Hugo Pilon-Larose Hugo Pilon-Larose
La Presse

André Duchesne André Duchesne
La Presse

Le premier ministre François Legault a confirmé sa décision jeudi alors que l’interdiction de vendre du maïs soufflé a causé une commotion cette semaine. Une telle mesure priverait les cinémas d’au moins 50 % de leurs revenus.

« Est-ce que j’anticipais un “popcorn gate” au Québec ? Si vous m’aviez dit ça il y a quelques mois, je n’y aurais pas cru. Mais M. Guzzo est très présent sur Twitter. Il n’est pas très gentil quand il parle de moi. Mais je peux comprendre qu’une part des profits des cinémas vient de la vente de popcorn. […] M. Guzzo disait qu’il n’ouvrirait pas ses cinémas si on ne lui permettait pas de vendre du popcorn et il a plusieurs salles de cinéma », a affirmé M. Legault en expliquant pourquoi Québec accordait une aide supplémentaire aux propriétaires de salles.

« Je sais que je ne suis pas fin, mais il faut se demander ce qu’on a fait pour que M. Guzzo ne devienne pas fin », répond le coloré exploitant de salles rejoint par La Presse. Ce dernier préfère attendre de connaître les détails du montant de l’offre du gouvernement, ainsi que la méthode du calcul avant de commenter plus longuement la proposition de Québec.

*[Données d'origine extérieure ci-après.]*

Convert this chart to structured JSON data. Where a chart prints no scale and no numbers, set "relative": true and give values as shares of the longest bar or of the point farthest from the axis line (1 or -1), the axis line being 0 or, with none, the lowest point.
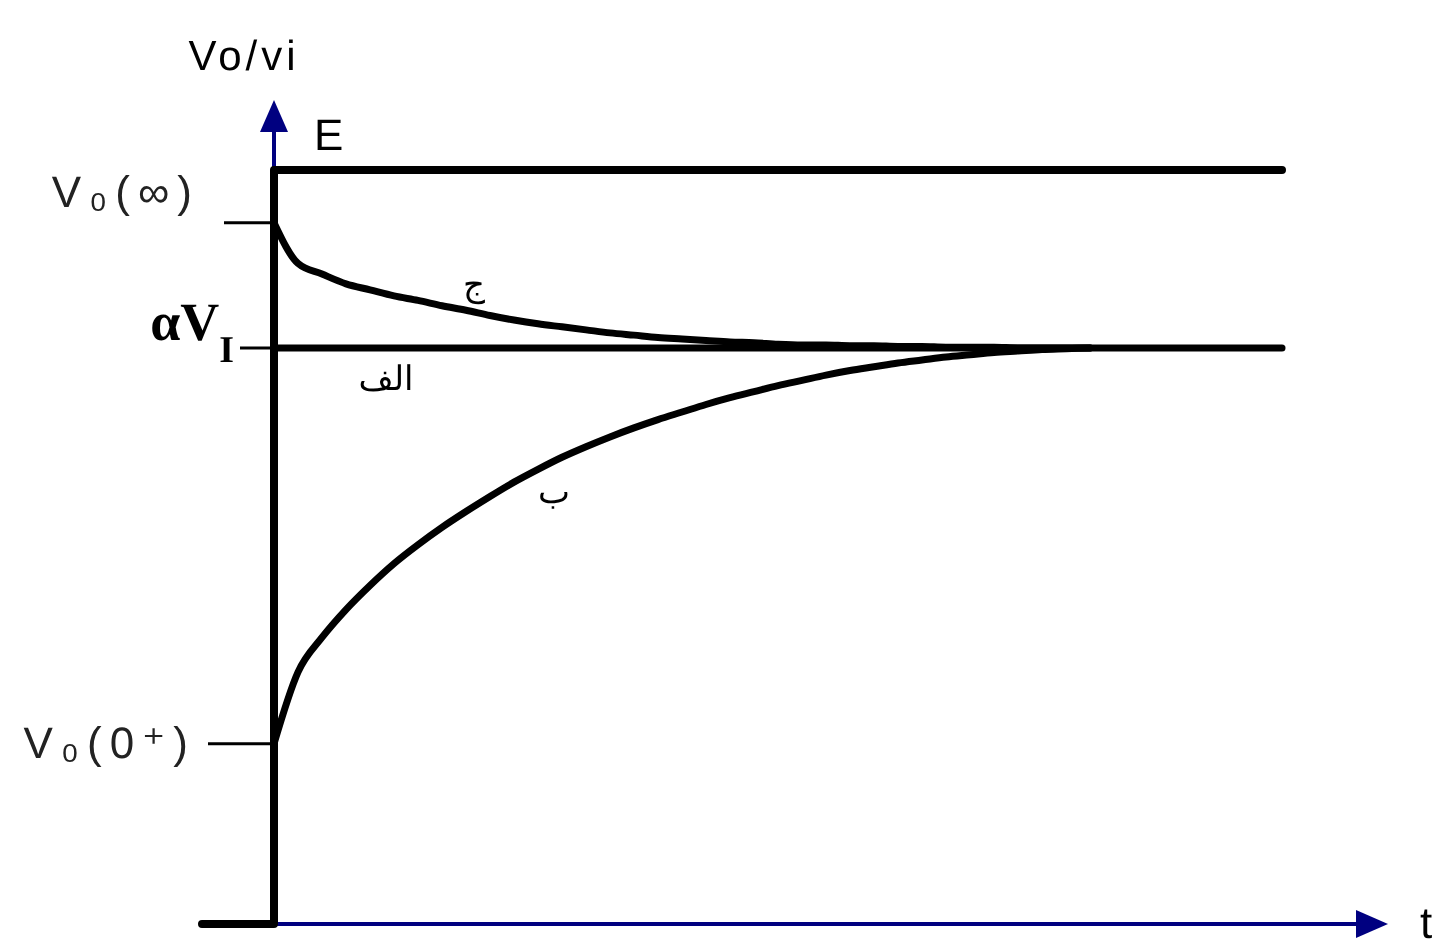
{
  "chart_data": {
    "type": "line",
    "relative": true,
    "xlabel": "t",
    "ylabel": "Vo/vi",
    "categories": [
      null,
      null,
      null,
      null,
      null,
      null,
      null,
      null,
      null,
      null,
      null,
      null,
      null,
      null,
      null,
      null,
      null,
      null,
      null,
      null,
      null,
      null,
      null,
      null,
      null,
      null,
      null,
      null,
      null,
      null,
      null,
      null,
      null,
      null,
      null,
      null,
      null,
      null,
      null,
      null,
      null,
      null,
      null,
      null,
      null,
      null
    ],
    "series": [
      {
        "name": "E",
        "type": "step",
        "color": "#000000",
        "values": [
          0,
          0,
          0,
          1,
          1,
          1,
          1,
          1,
          1,
          1,
          1,
          1,
          1,
          1,
          1,
          1,
          1,
          1,
          1,
          1,
          1,
          1,
          1,
          1,
          1,
          1,
          1,
          1,
          1,
          1,
          1,
          1,
          1,
          1,
          1,
          1,
          1,
          1,
          1,
          1,
          1,
          1,
          1,
          1,
          1,
          1
        ]
      },
      {
        "name": "ج",
        "color": "#000000",
        "values": [
          null,
          null,
          null,
          0.93,
          0.876,
          0.862,
          0.849,
          0.841,
          0.833,
          0.827,
          0.82,
          0.814,
          0.807,
          0.801,
          0.796,
          0.792,
          0.788,
          0.784,
          0.781,
          0.778,
          0.776,
          0.774,
          0.772,
          0.771,
          0.769,
          0.768,
          0.768,
          0.767,
          0.767,
          0.766,
          0.766,
          0.765,
          0.765,
          0.765,
          0.764,
          0.764,
          0.764,
          0.764,
          null,
          null,
          null,
          null,
          null,
          null,
          null,
          null
        ]
      },
      {
        "name": "الف",
        "color": "#000000",
        "values": [
          null,
          null,
          null,
          0.764,
          0.764,
          0.764,
          0.764,
          0.764,
          0.764,
          0.764,
          0.764,
          0.764,
          0.764,
          0.764,
          0.764,
          0.764,
          0.764,
          0.764,
          0.764,
          0.764,
          0.764,
          0.764,
          0.764,
          0.764,
          0.764,
          0.764,
          0.764,
          0.764,
          0.764,
          0.764,
          0.764,
          0.764,
          0.764,
          0.764,
          0.764,
          0.764,
          0.764,
          0.764,
          0.764,
          0.764,
          0.764,
          0.764,
          0.764,
          0.764,
          0.764,
          0.764
        ]
      },
      {
        "name": "ب",
        "color": "#000000",
        "values": [
          null,
          null,
          null,
          0.239,
          0.334,
          0.38,
          0.417,
          0.449,
          0.478,
          0.503,
          0.526,
          0.547,
          0.567,
          0.586,
          0.603,
          0.619,
          0.633,
          0.646,
          0.658,
          0.669,
          0.679,
          0.689,
          0.698,
          0.706,
          0.714,
          0.721,
          0.728,
          0.734,
          0.739,
          0.744,
          0.748,
          0.752,
          0.755,
          0.758,
          0.76,
          0.762,
          0.763,
          0.764,
          null,
          null,
          null,
          null,
          null,
          null,
          null,
          null
        ]
      }
    ],
    "annotations": [
      "V₀(∞)",
      "αV$_{I}$",
      "V₀(0⁺)"
    ]
  }
}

D’ailleurs, en fin de journée jeudi, le co-président de l'Association des propriétaires de cinémas du Québec, Éric Bouchard, a indiqué que les discussions en cours permettaient d’être optimiste.

« Nous n’émettrons pas de commentaires aujourd’hui sur la compensation des ventes alimentaires annoncée par le premier ministre puisque les détails de cette compensation restent à être confirmés avec le gouvernement et discutés avec nos membres. Néanmoins, les discussions avec le gouvernement laissent présager une issue positive qui permettrait aux cinémas du Québec de rouvrir le 26 février », nous a fait savoir M. Bouchard.

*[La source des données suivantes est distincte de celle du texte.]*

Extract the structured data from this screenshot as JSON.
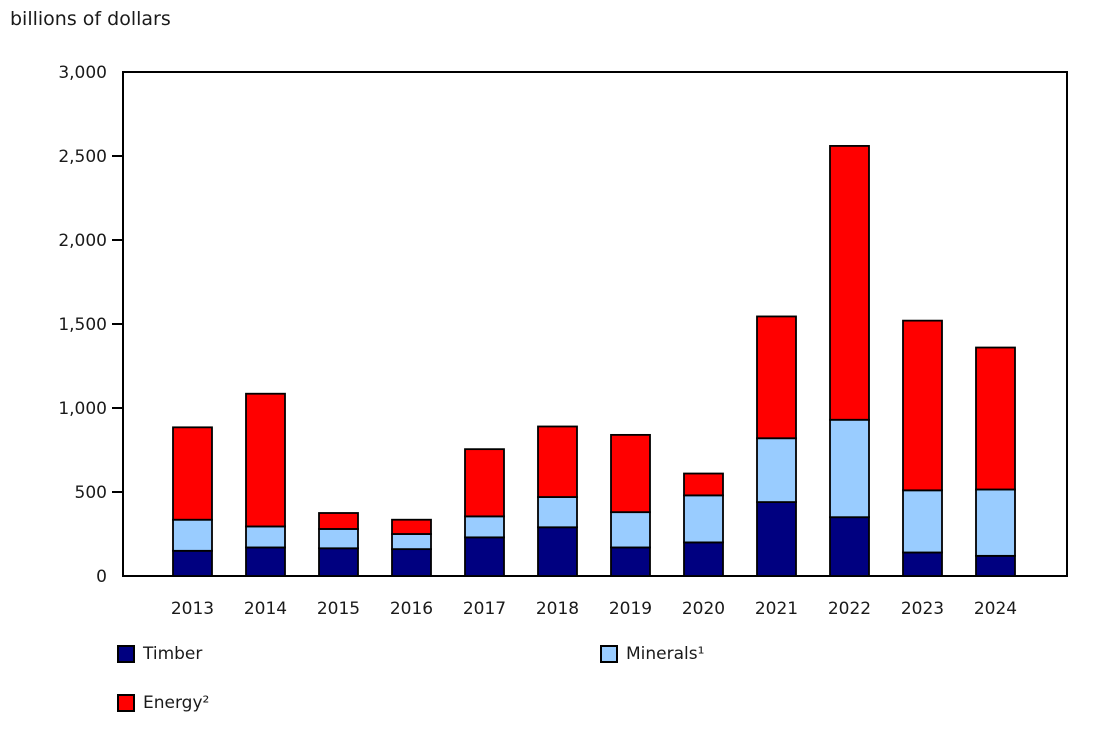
{
  "chart_data": {
    "type": "bar",
    "stacked": true,
    "title": "billions of dollars",
    "xlabel": "",
    "ylabel": "billions of dollars",
    "ylim": [
      0,
      3000
    ],
    "ytick_interval": 500,
    "ytick_labels": [
      "0",
      "500",
      "1,000",
      "1,500",
      "2,000",
      "2,500",
      "3,000"
    ],
    "grid": false,
    "legend_position": "bottom",
    "categories": [
      "2013",
      "2014",
      "2015",
      "2016",
      "2017",
      "2018",
      "2019",
      "2020",
      "2021",
      "2022",
      "2023",
      "2024"
    ],
    "series": [
      {
        "name": "Timber",
        "color": "#000080",
        "values": [
          150,
          170,
          165,
          160,
          230,
          290,
          170,
          200,
          440,
          350,
          140,
          120
        ]
      },
      {
        "name": "Minerals¹",
        "color": "#99ccff",
        "values": [
          185,
          125,
          115,
          90,
          125,
          180,
          210,
          280,
          380,
          580,
          370,
          395
        ]
      },
      {
        "name": "Energy²",
        "color": "#ff0000",
        "values": [
          550,
          790,
          95,
          85,
          400,
          420,
          460,
          130,
          725,
          1630,
          1010,
          845
        ]
      }
    ],
    "totals": [
      885,
      1085,
      375,
      335,
      755,
      890,
      840,
      610,
      1545,
      2560,
      1520,
      1360
    ],
    "axis_color": "#000000",
    "text_color": "#1a1a1a"
  }
}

Plus tôt dans la journée, le premier ministre avait rappelé que la décision d’interdire la vente de produits alimentaires suivait les recommandations de la Santé publique, de la même façon que les restaurants situés en zone rouge ne peuvent pas accueillir de clients en salles à manger, par exemple. M. Legault a également précisé pourquoi les théâtres n’ouvraient pas en zone rouge, alors que les cinémas s’apprêtent à le faire.

« Dans les dernières semaines, on a parlé avec les propriétaires de théâtre qui nous ont dit que tant qu’on aurait le couvre-feu à 20 h, qu’ils préféraient, pendant quelques semaines, continuer à avoir droit à l’aide financière et préféraient ouvrir dans quelques semaines. C’est dans ce sens-là qu’on va attendre quelques semaines », a-t-il dit.

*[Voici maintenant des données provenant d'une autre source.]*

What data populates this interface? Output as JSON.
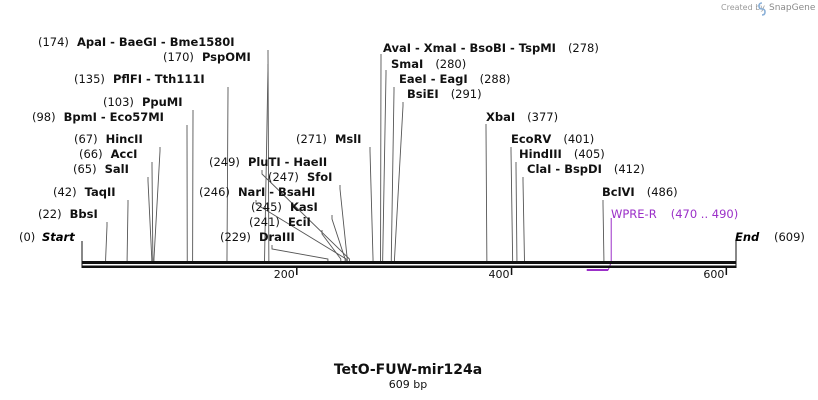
{
  "credit": {
    "prefix": "Created by",
    "brand": "SnapGene"
  },
  "plasmid": {
    "name": "TetO-FUW-mir124a",
    "length_label": "609 bp",
    "length": 609
  },
  "ticks": [
    "200",
    "400",
    "600"
  ],
  "tick_values": [
    200,
    400,
    600
  ],
  "ends": {
    "start": {
      "label": "Start",
      "pos_label": "(0)"
    },
    "end": {
      "label": "End",
      "pos_label": "(609)"
    }
  },
  "primer": {
    "name": "WPRE-R",
    "range": "(470 .. 490)",
    "start": 470,
    "end": 490,
    "color": "#9b30c8"
  },
  "labels": [
    {
      "pos": "(174)",
      "names": "ApaI  - BaeGI  - Bme1580I",
      "sites": [
        174,
        174,
        174
      ]
    },
    {
      "pos": "(170)",
      "names": "PspOMI",
      "sites": [
        170
      ]
    },
    {
      "pos": "(135)",
      "names": "PflFI  - Tth111I",
      "sites": [
        135,
        135
      ]
    },
    {
      "pos": "(103)",
      "names": "PpuMI",
      "sites": [
        103
      ]
    },
    {
      "pos": "(98)",
      "names": "BpmI  - Eco57MI",
      "sites": [
        98,
        98
      ]
    },
    {
      "pos": "(67)",
      "names": "HincII",
      "sites": [
        67
      ]
    },
    {
      "pos": "(66)",
      "names": "AccI",
      "sites": [
        66
      ]
    },
    {
      "pos": "(65)",
      "names": "SalI",
      "sites": [
        65
      ]
    },
    {
      "pos": "(42)",
      "names": "TaqII",
      "sites": [
        42
      ]
    },
    {
      "pos": "(22)",
      "names": "BbsI",
      "sites": [
        22
      ]
    },
    {
      "pos": "(249)",
      "names": "PluTI  - HaeII",
      "sites": [
        249,
        249
      ]
    },
    {
      "pos": "(247)",
      "names": "SfoI",
      "sites": [
        247
      ]
    },
    {
      "pos": "(246)",
      "names": "NarI  - BsaHI",
      "sites": [
        246,
        246
      ]
    },
    {
      "pos": "(245)",
      "names": "KasI",
      "sites": [
        245
      ]
    },
    {
      "pos": "(241)",
      "names": "EciI",
      "sites": [
        241
      ]
    },
    {
      "pos": "(229)",
      "names": "DraIII",
      "sites": [
        229
      ]
    },
    {
      "pos": "(271)",
      "names": "MslI",
      "sites": [
        271
      ]
    },
    {
      "pos": "(278)",
      "names": "AvaI  - XmaI  - BsoBI  - TspMI",
      "sites": [
        278,
        278,
        278,
        278
      ]
    },
    {
      "pos": "(280)",
      "names": "SmaI",
      "sites": [
        280
      ]
    },
    {
      "pos": "(288)",
      "names": "EaeI  - EagI",
      "sites": [
        288,
        288
      ]
    },
    {
      "pos": "(291)",
      "names": "BsiEI",
      "sites": [
        291
      ]
    },
    {
      "pos": "(377)",
      "names": "XbaI",
      "sites": [
        377
      ]
    },
    {
      "pos": "(401)",
      "names": "EcoRV",
      "sites": [
        401
      ]
    },
    {
      "pos": "(405)",
      "names": "HindIII",
      "sites": [
        405
      ]
    },
    {
      "pos": "(412)",
      "names": "ClaI  - BspDI",
      "sites": [
        412,
        412
      ]
    },
    {
      "pos": "(486)",
      "names": "BclVI",
      "sites": [
        486
      ]
    }
  ]
}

Plus tôt cette semaine, plusieurs acteurs du secteur des arts de la scène ont questionné le choix du gouvernement de garder les théâtres fermés, alors que d’autres lieux publics, dont les cinémas et les centres commerciaux, s’apprêtent à rouvrir.

« Je me réjouis pour les propriétaires de salles de cinéma, mais je trouve ça incohérent et inéquitable pour notre milieu », a notamment dit Lorraine Pintal, directrice du Théâtre du Nouveau Monde (TNM).